More broadly, one of the challenges at Open Targets is to bring together the different perspectives and ways of working within our partners to build a cohesive, progressive research programme that is more than the sum of the parts. Academic and industry teams function differently, and performance metrics differ. My background in industry gives me a way to understand what our partners are looking for, and how they will work with us most effectively. I hope to foster a genuine strategic effort where elements of the programme mutually reinforce to propel us forwards.

Before joining Open Targets, I worked at GSK in various roles. I’m actually a chemist by training, and after completing my PhD in organic chemistry at the University of Cambridge, I went to Canada as a Leverhulme Trust postdoctoral fellow. I then moved back to the UK to work as a process chemist at GSK, designing the manufacturing routes for small molecule drugs.
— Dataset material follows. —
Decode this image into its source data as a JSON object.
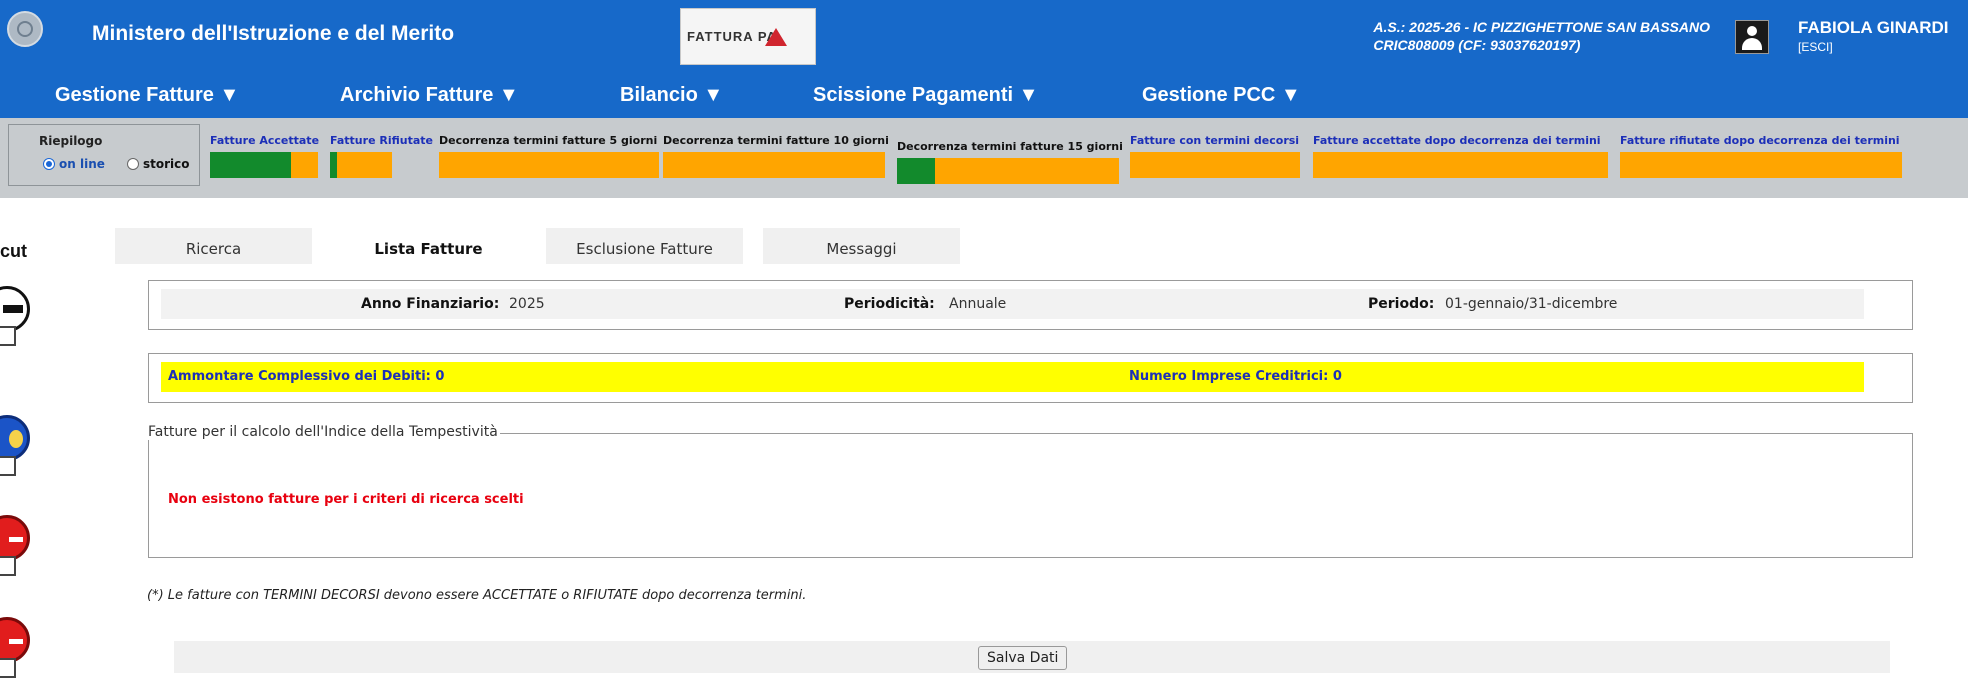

This involves scaling up the process of making a few grams of the compound in the lab to hundreds of tonnes in a factory, in an environmentally friendly, cost effective way.

Process chemistry is incredibly multidisciplinary, and my role in this group evolved from technical delivery to one of leadership and coordination, combining technical project management and business factors, and working across different organisational cultures. I applied for the CEO Future Strategy Group to broaden my horizons and learn which other areas my experiences and skills could be applied. The programme challenged me to find a new difficult role where they can make the most of their skillset, which is how I started at Open Targets as Operations and Strategy Director.